Both Gartner and IDC have put Acer in second place in the PC market, but that’s in units sold. Dell is far larger than Acer in terms of pure dollar revenue. That’s because Dell sells server, storage systems and has a services business. Acer, a pure consumer play, has none of that.

And it looks like the company plans to keep that consumer focus. Acer has grown thanks to acquisitions of Gateway and Packard Bell and by focusing on the consumer market, particularly with netbooks. Gianfranco Lanci, the company’s president and CEO, said the firm expects more growth from netbooks.

Acer estimates sales of netbooks could reach 40 million units next year, easily surpassing the 25 million to 30 million units shipped this year. “The US is by far the best country in the world for the netbook,” said Lanci at the company’s investor conference in Taipei, Taiwan.
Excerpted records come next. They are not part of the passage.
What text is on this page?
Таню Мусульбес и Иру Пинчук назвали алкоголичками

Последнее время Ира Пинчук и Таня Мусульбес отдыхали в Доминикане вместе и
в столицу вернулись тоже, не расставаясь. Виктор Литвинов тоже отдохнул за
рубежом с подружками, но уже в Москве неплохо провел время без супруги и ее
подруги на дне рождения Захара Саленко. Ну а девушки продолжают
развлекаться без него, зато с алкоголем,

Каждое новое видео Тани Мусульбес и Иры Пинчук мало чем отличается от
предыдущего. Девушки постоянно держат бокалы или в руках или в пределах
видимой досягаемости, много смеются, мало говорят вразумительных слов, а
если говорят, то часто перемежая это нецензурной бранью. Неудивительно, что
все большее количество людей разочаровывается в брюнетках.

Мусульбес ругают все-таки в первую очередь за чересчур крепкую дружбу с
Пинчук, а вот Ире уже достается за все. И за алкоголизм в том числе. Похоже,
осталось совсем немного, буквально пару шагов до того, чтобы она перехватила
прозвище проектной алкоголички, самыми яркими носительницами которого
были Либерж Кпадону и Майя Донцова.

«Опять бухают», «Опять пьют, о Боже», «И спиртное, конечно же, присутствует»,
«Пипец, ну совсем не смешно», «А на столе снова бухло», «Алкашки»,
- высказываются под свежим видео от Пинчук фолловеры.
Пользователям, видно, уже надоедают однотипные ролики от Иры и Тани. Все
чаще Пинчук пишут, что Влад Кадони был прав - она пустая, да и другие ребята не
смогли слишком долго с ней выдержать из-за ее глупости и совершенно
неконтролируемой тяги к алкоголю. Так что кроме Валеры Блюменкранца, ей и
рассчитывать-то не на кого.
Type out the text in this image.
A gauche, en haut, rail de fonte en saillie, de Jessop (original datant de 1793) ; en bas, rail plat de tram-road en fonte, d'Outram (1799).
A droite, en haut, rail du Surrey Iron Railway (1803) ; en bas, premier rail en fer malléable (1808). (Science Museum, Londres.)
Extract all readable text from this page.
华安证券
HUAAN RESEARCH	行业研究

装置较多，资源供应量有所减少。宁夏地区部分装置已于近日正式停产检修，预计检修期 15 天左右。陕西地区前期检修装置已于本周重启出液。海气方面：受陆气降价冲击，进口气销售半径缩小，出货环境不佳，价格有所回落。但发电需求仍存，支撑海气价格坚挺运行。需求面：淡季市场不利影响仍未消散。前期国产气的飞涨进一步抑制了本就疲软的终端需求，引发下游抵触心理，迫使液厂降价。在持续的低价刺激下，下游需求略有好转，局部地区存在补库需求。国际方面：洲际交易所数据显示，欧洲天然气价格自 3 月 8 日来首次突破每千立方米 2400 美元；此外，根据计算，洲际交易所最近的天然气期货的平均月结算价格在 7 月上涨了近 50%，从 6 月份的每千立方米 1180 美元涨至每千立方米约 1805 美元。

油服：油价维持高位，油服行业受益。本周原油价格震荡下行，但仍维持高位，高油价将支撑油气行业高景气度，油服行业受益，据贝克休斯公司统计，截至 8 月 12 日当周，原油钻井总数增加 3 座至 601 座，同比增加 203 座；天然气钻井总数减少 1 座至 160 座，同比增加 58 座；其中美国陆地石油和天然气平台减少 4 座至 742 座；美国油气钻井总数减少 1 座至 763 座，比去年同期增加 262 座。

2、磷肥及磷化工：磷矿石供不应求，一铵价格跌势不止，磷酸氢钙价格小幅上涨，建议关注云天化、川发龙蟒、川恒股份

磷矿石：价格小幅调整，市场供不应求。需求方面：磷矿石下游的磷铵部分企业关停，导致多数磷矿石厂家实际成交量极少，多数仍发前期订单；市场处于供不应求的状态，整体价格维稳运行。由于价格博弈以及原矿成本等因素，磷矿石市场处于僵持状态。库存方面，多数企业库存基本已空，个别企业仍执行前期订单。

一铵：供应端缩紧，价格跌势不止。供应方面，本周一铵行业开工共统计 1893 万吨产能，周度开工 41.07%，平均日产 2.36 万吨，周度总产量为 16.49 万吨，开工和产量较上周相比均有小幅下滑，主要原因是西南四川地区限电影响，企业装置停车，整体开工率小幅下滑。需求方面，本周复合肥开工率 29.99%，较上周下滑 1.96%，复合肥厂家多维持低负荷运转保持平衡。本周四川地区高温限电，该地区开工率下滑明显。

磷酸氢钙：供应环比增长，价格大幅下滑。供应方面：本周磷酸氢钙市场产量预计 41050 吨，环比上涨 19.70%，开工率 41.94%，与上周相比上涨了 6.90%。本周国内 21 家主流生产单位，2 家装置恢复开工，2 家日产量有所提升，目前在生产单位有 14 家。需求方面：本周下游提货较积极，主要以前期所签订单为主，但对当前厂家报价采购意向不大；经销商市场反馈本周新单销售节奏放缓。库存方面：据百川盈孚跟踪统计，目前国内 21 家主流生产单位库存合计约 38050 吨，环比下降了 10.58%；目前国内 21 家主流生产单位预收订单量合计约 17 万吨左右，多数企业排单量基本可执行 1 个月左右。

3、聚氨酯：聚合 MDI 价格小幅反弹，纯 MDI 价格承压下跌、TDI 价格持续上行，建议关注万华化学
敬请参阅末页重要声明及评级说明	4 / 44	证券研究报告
Lanci is also the most bullish on the long-awaited PC refresh cycle that everyone from Intel (NASDAQ: INTC) to HP (NYSE: HPQ) has been talking about optimistically. He expects laptop sales will return to 25 percent to 30 percent year-on-year growth, thanks to Windows 7 “reducing the perception gap with Mac OS.” The growth of netbooks won’t hurt notebooks, either. Rather, they will provide additional sales in Lanci’s view.
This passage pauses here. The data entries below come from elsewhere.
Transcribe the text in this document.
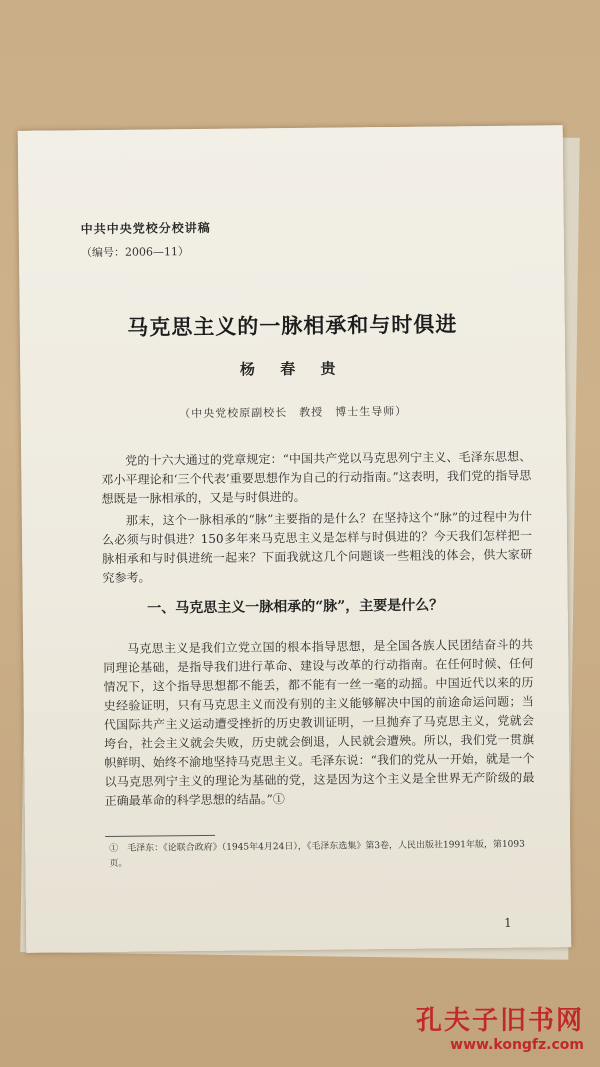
中共中央党校分校讲稿
（编号：2006—11）
马克思主义的一脉相承和与时俱进
杨 春 贵
（中央党校原副校长　教授　博士生导师）
党的十六大通过的党章规定：“中国共产党以马克思列宁主义、毛泽东思想、邓小平理论和‘三个代表’重要思想作为自己的行动指南。”这表明，我们党的指导思想既是一脉相承的，又是与时俱进的。
那末，这个一脉相承的“脉”主要指的是什么？在坚持这个“脉”的过程中为什么必须与时俱进？150多年来马克思主义是怎样与时俱进的？今天我们怎样把一脉相承和与时俱进统一起来？下面我就这几个问题谈一些粗浅的体会，供大家研究参考。
一、马克思主义一脉相承的“脉”，主要是什么？
马克思主义是我们立党立国的根本指导思想，是全国各族人民团结奋斗的共同理论基础，是指导我们进行革命、建设与改革的行动指南。在任何时候、任何情况下，这个指导思想都不能丢，都不能有一丝一毫的动摇。中国近代以来的历史经验证明，只有马克思主义而没有别的主义能够解决中国的前途命运问题；当代国际共产主义运动遭受挫折的历史教训证明，一旦抛弃了马克思主义，党就会垮台，社会主义就会失败，历史就会倒退，人民就会遭殃。所以，我们党一贯旗帜鲜明、始终不渝地坚持马克思主义。毛泽东说：“我们的党从一开始，就是一个以马克思列宁主义的理论为基础的党，这是因为这个主义是全世界无产阶级的最正确最革命的科学思想的结晶。”①
①　毛泽东：《论联合政府》（1945年4月24日），《毛泽东选集》第3卷，人民出版社1991年版，第1093页。
1
孔夫子旧书网
www.kongfz.com
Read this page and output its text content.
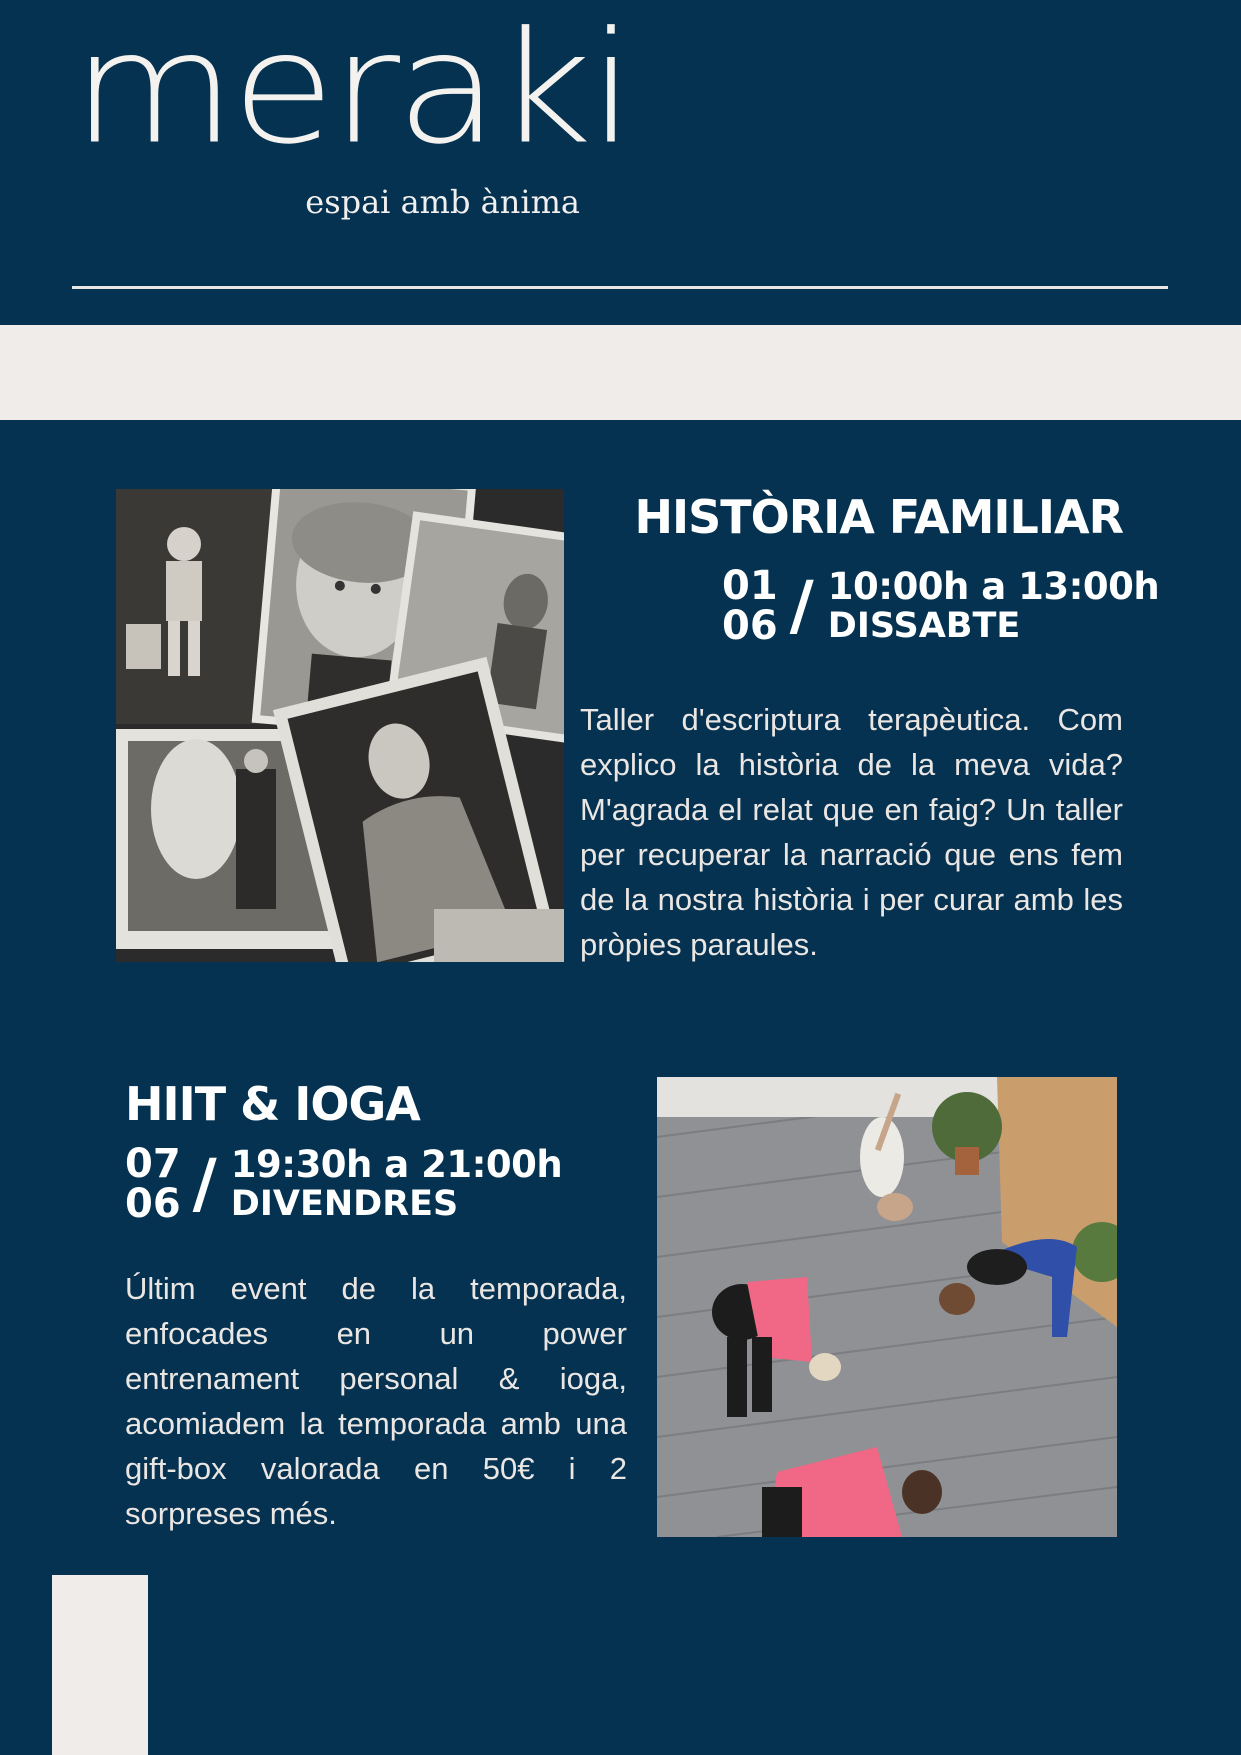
meraki
espai amb ànima
HISTÒRIA FAMILIAR
01
06 / 10:00h a 13:00h
DISSABTE
Taller d'escriptura terapèutica. Com explico la història de la meva vida? M'agrada el relat que en faig? Un taller per recuperar la narració que ens fem de la nostra història i per curar amb les pròpies paraules.
HIIT & IOGA
07
06 / 19:30h a 21:00h
DIVENDRES
Últim event de la temporada, enfocades en un power entrenament personal & ioga, acomiadem la temporada amb una gift-box valorada en 50€ i 2 sorpreses més.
Going forward, the company said that the majority of its sales will still go to consumers, but education and small business will continue to grow. Average selling prices will slow as unit sales recover and the dollar stabilizes.

Running cool

Acer is not too thrilled with the new consumer ultra-low voltage (CULV) laptops that Intel has released. To get a chip in these extremely thin designs, CULV processors have to run very cool. That means dialing back the clock frequency. Apparently, Intel dialed it back a little too far for consumers’ tastes. The company said it would release new laptops in the first quarter of next year with better performance.

Acer expects fourth quarter notebook and netbook shipments to grow 10 to 15 percent sequentially over the third quarter, but could drop back by 15 percent quarter-to-quarter in the first quarter.

Its smartphone plans remain unchanged. The company said it remains on track to sell 10 million units by 2012.